La peur de la valise existe ?Peur, non. Mais ça peut arriver. On reste lucides, on a six divisions d’écart. On a beau être premiers de DHR, il faut regarder la vérité en face.
Et vos dirigeants pour une éventuelle belle prime, c’est possible ?Non, on a la chance d’avoir deux présidents en or, qui sont au quotidien avec nous, Marc Ganovelli et Pascal Volpi. C’est une chance de les avoir avec nous. Ils sont passionnés, alors tout est plus facile.
Quand on est gardien de but en DHR, on est quel genre de gardien ?J’ai eu la chance d’être formé à l’OGC Nice, qui possède une très grande école de gardiens de but, je suis donc dans la lignée. Personnellement, j’ai toujours aimé Iker Casillas ou Stéphane Ruffier.
Comment l’équipe appréhende l’arbitrage « Ligue 1 » , qui laisse forcément moins la place à la parole sur le terrain entre les joueurs qu’au niveau amateur ? C’est vrai qu’en DHR, ça parle beaucoup (rires). On ne va pas se changer pour autant, mais il faudra faire attention. On va essayer de rester à onze pour commencer. On ne voudrait pas avoir de regrets à la fin.
Après Monaco, il y aura un retour au championnat de DHR. Tu n’as pas peur du grand vide ?En début de saison, l’objectif était de monter en championnat.
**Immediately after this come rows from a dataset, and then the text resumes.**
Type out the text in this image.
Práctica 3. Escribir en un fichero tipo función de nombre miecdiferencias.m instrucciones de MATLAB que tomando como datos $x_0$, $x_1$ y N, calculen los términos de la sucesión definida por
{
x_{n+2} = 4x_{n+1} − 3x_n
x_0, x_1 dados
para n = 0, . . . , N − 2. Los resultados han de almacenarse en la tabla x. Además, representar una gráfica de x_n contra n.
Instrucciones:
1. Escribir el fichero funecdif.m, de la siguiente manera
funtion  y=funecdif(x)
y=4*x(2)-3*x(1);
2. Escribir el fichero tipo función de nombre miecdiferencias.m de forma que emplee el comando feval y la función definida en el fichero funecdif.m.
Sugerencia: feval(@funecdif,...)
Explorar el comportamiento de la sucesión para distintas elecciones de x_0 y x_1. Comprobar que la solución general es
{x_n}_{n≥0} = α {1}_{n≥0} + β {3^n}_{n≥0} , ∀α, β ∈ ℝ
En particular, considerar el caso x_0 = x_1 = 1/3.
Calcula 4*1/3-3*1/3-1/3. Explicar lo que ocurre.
Il ne faut pas perdre ça de vue. Il n’y a que deux montées, donc ce n’est pas gagné, même si on est leaders. Après le match de Monaco, en fonction du résultat, il faudra se remobiliser. Au départ, quand tu commences la Coupe de France au deuxième tour en septembre, ce n’est pas un objectif. Petit à petit, ça devient magique. Depuis le tirage, on ne pense qu’à Monaco et, pour autant, on a gagné nos deux matchs de championnat.
Quel genre d’équipe est Saint-Jean Beaulieu ?On essaie de jouer au ballon. Il faut arrêter avec les clichés du football amateur qui se joue dans les tranchées ou uniquement avec des longs ballons. On est une équipe disciplinée, qui garde la balle, on joue en 4-4-2 avec deux chiens devant qui ne lâchent rien et qui vont à 10 000. À l’entraînement, on est comme un groupe professionnel. L’encadrement est présent, on joue la gagne sur chaque exercice. On parie des pizzas ou autre chose. Dans chaque petit jeu, il y a une carotte pour que tout le monde soit compétiteur.
En tribunes, tu penses que le petit poucet sera plus soutenu que l’ASM ?On va avoir du monde derrière nous. Il y a beaucoup de Niçois chez nous, ainsi que des joueurs de la Selecioun 1, alors on a le soutien de la BSN (Brigade Sud Nice, groupe ultras qui soutient l’OGC Nice depuis 1985). Contre Monaco, on a vendu près de 4000 places rien que pour nous soutenir. Ça va faire du bruit. C’est la première fois que l’on jouera devant autant de gens.
Et si Saint-Jean s’offre Monaco. Au tour suivant, l’adversaire idéal, c’est qui ?Nice ou le PSG. Rien que ça.
1. Fondée en avril 2014, la Countea de Nissa Football Association a pour objet la promotion du football, de la culture et de l’identité niçoises. Elle est membre de la ConIFA, Fédération regroupant les équipes des territoires non affiliés à la FIFA. La Selecioun est uniquement composée de footballeurs – professionnels et amateurs – nés sur le sol de l’ancien Comté de Nice. Un territoire regroupant le littoral de Nice à Cap-d’Ail, les vallées de l’Estéron, du Var, de la Tinée, de la Vésubie, de la Roya, de la Bévéra et du Paillon.